В холодильнике было шампанское и немного сыра.
— Выпьем за знакомство? — предложил Георгий.
— Почему бы и нет.
Выпили за знакомство, потом за здоровье, потом за будущее.
— Мои родители живут в маленьком заштатном городишке, — рассказывал Георгий. — И я мог бы там жить, пошел бы инженером на кирпичный завод, зарабатывал бы сто пятьдесят с премией, социалистически соревновался, к пятидесяти получил бы квартиру.
Инара спрашивала себя, зачем он ее пригласил, и думала о том, что, в конце концов, это не имеет значения. Он не бубнил о любви с первого взгляда, не пытался лезть с объятьями и поцелуями, не просил денег и ни разу не произнес слова «перспектива», которое так любил Вовик и все его нынешние знакомые и коллеги по НИИ прокуратуры.
И все-таки зачем? От шампанского слегка кружилась голова, слова Георгия пролетали мимо ушей.
Когда вторая бутылка шампанского закончилась, Георгий не пошел за третьей, а подошел к мольберту и откинул полотно с рамы:
— Нравится?
Инара подошла поближе. Со старой, но прекрасно сохранившейся или свежеотреставрированной иконы на нее смотрели грустные глаза святого Николая. Когда-то она видела точно такую же икону в Пскове или в Новгороде, еще в детстве.
— Нравится.
— А хотите попробовать?
— Попробовать что? — не поняла Инара.
— Попробовать себя в качестве иконописца семнадцатого века.
— Зачем?
— Если вас интересуют идейные соображения, — чтобы овладеть секретами старых мастеров, постичь и донести до их и наших потомков красоту и загадочность древнерусской души, а если материальные — у меня есть покупатель.
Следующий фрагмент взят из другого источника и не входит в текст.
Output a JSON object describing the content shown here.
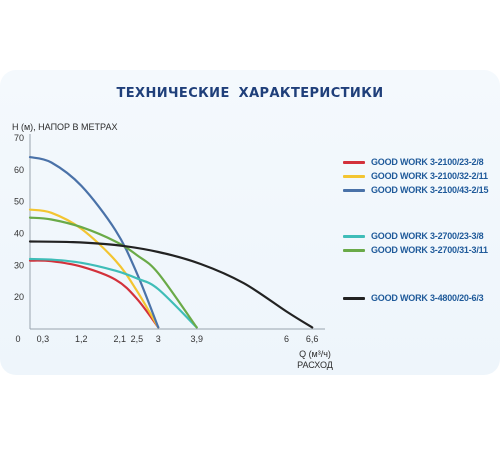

Она не ответила ни «да» ни «нет» и на следующий день уехала в Свердловск. Но оказалось, что и там ей совершенно нечего делать. Огромная квартира, которую она так любила, оказалась ведомственной, и после смерти отца нашелся другой знаменитый профессор, живущий, как выяснилось, в «совершенно нечеловеческих» условиях. Ей дали однокомнатную малометражку в новом каком-то недоделанном доме, где все текло, скрипело и свистело сквозняками, и предложили очередь на кооператив. Мебель, книги, вещи в большинстве своем пришлось продать — и пятая их часть не поместилась бы в ее новом «скворечнике». Конечно, отец оставил несколько тысяч на книжке, но теперь, когда не на кого было оглядываться и некого было опасаться, на Инару начали давить всякие представители милиции, общественности и комсомола, нужно было идти работать, а куда идти, не имея нормальной специальности?